RBI announces a temporary cut in SLR (Statutory Liquidity Ratio, or what percentage of deposits go into govt. bonds) of 0.5% to even out huge demands in the face of the upcoming 3G auction payments and June advance tax.

The latest assessment of liquidity conditions suggests that there could be temporary liquidity pressures in the market largely due to changes in government balances on account of advance tax payments and 3G auctions. In order to address the temporary liquidity pressures, the following measures are being taken:

  1. Scheduled commercial banks may avail of additional liquidity support under the LAF to the extent of up to 0.5 per cent of their net demand and time liabilities (NDTL).
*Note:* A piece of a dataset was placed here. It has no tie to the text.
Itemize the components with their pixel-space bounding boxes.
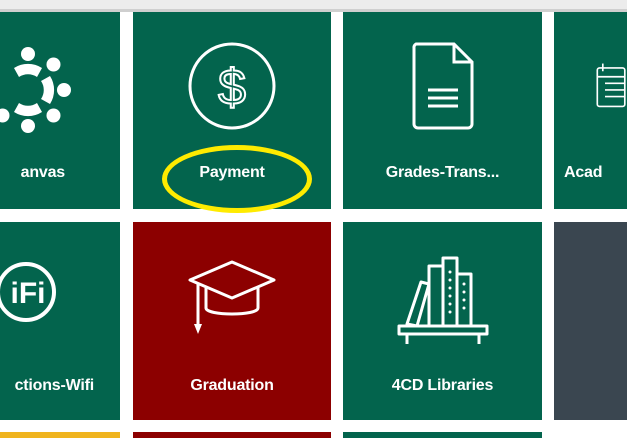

For any shortfall in maintenance of SLR arising out of availment of this facility, banks may seek waiver of penal interest purely as an ad hoc, temporary measure. This facility will be available till July 2, 2010.

  2. The second LAF (SLAF) will be conducted on a daily basis up to July 2, 2010. The SLAF will be conducted between 4.00 p.m. and 4.30 p.m.
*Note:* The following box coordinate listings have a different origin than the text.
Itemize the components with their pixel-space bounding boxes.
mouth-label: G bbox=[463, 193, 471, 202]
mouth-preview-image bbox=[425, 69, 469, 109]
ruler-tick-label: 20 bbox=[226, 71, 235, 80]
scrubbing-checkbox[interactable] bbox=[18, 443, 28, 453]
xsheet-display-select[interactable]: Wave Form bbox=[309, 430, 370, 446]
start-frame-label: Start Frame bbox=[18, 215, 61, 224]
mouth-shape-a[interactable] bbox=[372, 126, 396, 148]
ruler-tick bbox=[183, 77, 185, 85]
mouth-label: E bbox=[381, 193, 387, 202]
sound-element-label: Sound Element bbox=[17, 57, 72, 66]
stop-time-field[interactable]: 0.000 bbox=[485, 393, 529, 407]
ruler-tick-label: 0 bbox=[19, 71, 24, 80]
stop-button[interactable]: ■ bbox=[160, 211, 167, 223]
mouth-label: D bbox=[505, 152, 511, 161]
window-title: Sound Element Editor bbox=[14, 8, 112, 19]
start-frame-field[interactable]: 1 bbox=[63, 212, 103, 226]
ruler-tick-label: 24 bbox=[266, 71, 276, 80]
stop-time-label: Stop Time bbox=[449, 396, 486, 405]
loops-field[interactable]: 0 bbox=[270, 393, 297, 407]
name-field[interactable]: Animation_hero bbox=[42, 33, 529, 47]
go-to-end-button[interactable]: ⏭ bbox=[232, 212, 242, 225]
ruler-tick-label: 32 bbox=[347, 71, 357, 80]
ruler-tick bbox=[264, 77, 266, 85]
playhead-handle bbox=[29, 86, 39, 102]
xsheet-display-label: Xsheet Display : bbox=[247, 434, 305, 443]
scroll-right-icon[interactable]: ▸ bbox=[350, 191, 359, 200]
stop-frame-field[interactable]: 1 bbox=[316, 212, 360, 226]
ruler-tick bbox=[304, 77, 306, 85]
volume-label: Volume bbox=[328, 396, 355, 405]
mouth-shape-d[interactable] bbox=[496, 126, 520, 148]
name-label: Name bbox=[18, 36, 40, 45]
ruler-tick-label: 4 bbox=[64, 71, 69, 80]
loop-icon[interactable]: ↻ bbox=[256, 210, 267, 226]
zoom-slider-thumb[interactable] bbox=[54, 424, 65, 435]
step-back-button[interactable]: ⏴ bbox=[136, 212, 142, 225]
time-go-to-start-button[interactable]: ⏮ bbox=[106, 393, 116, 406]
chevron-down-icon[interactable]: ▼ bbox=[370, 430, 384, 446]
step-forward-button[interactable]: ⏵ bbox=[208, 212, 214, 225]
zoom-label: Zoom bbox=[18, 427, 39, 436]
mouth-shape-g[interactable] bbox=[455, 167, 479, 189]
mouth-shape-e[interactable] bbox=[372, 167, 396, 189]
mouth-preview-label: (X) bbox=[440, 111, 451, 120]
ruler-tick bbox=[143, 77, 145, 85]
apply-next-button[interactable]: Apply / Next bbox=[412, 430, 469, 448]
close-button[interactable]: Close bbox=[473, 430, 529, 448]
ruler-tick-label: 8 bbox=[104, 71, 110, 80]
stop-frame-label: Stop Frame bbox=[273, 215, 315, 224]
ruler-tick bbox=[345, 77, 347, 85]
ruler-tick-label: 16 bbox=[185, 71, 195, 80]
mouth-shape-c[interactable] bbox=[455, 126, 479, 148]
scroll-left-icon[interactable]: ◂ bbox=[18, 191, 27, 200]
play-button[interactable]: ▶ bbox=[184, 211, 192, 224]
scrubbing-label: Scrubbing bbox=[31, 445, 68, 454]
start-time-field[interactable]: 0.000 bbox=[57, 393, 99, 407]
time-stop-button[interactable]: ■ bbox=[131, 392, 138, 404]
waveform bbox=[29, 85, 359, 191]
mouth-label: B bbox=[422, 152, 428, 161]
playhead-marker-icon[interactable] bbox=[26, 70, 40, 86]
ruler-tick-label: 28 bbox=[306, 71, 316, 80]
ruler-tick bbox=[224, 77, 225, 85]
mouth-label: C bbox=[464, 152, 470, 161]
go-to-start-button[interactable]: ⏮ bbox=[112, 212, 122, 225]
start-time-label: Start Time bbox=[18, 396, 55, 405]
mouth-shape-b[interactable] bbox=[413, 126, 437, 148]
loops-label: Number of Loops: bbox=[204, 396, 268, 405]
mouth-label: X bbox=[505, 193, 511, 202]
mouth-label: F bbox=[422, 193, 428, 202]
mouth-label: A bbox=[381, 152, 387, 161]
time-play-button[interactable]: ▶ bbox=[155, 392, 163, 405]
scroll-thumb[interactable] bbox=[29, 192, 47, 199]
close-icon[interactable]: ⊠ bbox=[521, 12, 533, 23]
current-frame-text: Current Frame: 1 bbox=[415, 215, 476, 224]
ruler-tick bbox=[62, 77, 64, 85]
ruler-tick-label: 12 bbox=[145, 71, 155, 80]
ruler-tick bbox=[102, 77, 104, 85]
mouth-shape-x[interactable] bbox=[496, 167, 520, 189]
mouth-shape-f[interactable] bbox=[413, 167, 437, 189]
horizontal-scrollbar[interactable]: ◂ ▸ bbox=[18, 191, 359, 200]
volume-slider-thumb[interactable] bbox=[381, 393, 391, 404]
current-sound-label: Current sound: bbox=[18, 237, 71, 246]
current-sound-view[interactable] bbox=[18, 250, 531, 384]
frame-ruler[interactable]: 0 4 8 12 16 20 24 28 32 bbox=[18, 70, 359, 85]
Both the 3G payments and June’s advance tax payments should be done around June 15, and the banks get a little leeway to build up the credit. How much though? Only about 25,000 cr. – I would imagine the issue will get much hotter than that?

The LAF is basically a way for banks to temporarily borrow from the RBI (Repo) or for the banks to place money with the RBI (Reverse Repo) for an ultra short period (1-3 days). Banks haven’t borrowed on repo for like two years now, and the reverse repo bit has been showing more than 50,000 cr. a day for a long time. At this point, repo is still shows no transactions, and reverse repo is around 4,000 cr.

This could mean a deposit rate increase in the next few weeks. Check your bank for these spikes of 8% or 9% or something like that. Also worth checking call-money rates in the call market – but why would you do that unless you’re a bank? I sometimes think I make too much of this stuff – no one seems to care, which is why there’s not even a single decent fixed income web site in India.